Been watching a couple of videos available around the internet lately. Basically, they’re so amazing that part of me wants to reject that they’re even real.

Astronaut Dale A. Gardner, having just completed the major portion of his second extravehicular activity (EVA) period in three days, holds up a "For Sale" sign.

An actual photo taken in space in 1984.

Like the photo to right, taken of Astronaut Dale Gardner back in 1984 on his second EVA to recover two satellites that were malfunctioning. Yes, a guy in space brought a “For Sale” sign along with him on the launch and posed for a silly picture. (Let us hope there are many more in the future. And taken by every day Joe’s, too.)

But as far as real unbelievability, check out the video below showing the Milky Way in time lapse from a valley in Chile carved with ancient petroglyphs.

Video by St├ęphane Guisard.

Watching all those stars, as someone who’s lived in a city for the last thirteen years and grew up with the light pollution of suburbia before that, it’s almost unbelievable how many stars are actually in the sky. And it’s not just a trick of photography exposure. If you watch until the end, you can see where the exposure time is increased and those stars begin streaking across the sky.

Next up on our little film festival of the amazing, watch this view of the launch from STS-133, the final flight of the space shuttle Discovery. The really interesting bit starts at 2:20 but the whole thing deserves a look.

Video by NASA.

If you didn’t watch the whole thing, check back at 7:60 where you can see the entire shuttle rock, or “twang” as NASA calls it” about two meters at main engine start. If you look carefully, you can also see the shuttle experience Max Q, the aerodynamic forces reach their maximum on the shuttle and air literally breaks around it.
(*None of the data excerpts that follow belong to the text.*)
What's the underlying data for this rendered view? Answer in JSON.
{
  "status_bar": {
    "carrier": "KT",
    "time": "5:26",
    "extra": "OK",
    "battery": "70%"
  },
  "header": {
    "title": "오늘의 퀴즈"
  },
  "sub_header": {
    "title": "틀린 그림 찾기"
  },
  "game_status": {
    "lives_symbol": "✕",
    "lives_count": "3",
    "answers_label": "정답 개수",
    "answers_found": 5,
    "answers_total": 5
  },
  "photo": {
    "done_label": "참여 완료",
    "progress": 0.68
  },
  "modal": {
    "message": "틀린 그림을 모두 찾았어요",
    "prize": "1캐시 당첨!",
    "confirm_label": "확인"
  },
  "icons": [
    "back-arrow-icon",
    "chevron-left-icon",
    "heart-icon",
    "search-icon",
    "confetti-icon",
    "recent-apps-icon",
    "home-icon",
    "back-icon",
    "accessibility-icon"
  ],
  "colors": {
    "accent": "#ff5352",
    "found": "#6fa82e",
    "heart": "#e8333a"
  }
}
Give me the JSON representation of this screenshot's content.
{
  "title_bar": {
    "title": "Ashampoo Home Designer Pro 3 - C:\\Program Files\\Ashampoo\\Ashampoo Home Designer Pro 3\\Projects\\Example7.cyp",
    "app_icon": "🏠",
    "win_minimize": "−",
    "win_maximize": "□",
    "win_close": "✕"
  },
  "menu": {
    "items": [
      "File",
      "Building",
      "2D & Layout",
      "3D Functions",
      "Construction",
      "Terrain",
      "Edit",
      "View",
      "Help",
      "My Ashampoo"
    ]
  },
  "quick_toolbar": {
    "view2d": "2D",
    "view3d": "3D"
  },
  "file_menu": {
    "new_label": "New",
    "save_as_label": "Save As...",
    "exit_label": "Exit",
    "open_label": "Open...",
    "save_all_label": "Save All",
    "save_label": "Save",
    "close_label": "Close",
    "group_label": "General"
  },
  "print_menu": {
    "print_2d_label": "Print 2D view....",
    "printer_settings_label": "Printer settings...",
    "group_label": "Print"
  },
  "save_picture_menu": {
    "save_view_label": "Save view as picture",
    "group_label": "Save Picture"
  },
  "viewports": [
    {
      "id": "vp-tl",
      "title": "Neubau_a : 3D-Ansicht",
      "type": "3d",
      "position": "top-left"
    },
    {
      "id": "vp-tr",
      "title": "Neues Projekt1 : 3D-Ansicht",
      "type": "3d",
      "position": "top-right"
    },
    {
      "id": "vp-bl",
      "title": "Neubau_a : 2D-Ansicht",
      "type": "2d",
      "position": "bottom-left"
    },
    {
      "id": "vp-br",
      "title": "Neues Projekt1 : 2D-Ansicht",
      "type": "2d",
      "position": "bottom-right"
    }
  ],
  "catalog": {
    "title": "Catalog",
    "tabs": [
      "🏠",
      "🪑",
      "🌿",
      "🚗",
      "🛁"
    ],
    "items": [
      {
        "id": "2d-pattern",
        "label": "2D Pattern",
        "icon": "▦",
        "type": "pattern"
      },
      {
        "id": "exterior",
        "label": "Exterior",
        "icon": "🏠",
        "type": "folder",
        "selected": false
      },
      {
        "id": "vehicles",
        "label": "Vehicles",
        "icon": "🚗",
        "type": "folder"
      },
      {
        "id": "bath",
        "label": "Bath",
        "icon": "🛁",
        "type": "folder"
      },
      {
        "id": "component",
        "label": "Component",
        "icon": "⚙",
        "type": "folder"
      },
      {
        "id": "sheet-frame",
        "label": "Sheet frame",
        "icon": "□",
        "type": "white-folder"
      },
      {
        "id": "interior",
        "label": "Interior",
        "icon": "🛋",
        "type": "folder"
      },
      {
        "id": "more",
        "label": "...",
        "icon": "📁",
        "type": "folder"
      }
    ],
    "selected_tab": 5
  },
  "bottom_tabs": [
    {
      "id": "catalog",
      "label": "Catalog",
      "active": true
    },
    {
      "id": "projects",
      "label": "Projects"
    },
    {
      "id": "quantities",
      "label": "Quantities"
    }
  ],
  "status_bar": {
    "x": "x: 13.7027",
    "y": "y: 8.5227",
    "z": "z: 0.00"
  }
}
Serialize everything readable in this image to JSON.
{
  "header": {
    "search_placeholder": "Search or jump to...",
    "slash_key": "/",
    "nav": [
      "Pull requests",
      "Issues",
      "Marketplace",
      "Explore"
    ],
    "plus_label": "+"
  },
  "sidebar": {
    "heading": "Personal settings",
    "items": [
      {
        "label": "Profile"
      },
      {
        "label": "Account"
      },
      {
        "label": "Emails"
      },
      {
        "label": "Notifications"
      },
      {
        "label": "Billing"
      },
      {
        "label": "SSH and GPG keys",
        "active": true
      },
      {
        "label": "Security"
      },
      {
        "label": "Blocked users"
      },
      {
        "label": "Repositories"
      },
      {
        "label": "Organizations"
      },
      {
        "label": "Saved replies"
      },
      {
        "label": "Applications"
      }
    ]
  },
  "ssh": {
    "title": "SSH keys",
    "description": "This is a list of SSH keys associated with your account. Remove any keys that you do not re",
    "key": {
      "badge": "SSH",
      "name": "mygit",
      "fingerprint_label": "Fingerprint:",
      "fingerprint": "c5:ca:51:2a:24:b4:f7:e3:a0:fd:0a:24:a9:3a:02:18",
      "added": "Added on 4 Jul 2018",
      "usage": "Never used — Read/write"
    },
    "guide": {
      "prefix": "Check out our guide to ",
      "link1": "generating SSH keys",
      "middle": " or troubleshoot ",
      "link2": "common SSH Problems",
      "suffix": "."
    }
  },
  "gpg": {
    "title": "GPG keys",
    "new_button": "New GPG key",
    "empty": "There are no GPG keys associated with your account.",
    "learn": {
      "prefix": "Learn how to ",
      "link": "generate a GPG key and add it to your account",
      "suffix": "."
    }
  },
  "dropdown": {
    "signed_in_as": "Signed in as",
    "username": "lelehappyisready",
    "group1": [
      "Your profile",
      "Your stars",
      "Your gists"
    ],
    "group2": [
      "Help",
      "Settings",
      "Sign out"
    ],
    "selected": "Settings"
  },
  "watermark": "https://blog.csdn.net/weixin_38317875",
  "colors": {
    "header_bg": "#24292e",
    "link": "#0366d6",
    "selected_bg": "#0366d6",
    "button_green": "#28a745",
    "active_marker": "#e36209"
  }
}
Mind blowing. But not nearly as much around 10:10 mark during SRB separation. Watching that shuttle veer away, again, the mind reels against it. It’s as real as anything can be, far more so than, say, the some CGI in Battlestar and yet, it’s somehow way harder to accept.

Naturally, there are some people who will say that’s because they’re fake but… whatever…

I don’t know what it is about these things that strike me as “unreal”, maybe it’s the lack of sound, which I guess there would be in space and all that. I wish I knew the answer. Is it because humans are savannah creatures and this kind of stuff is just to foreign to compute?

I’d love to know how NASA deals with this kind of thing. Or maybe I’m just the only one who feels it. I doubt it.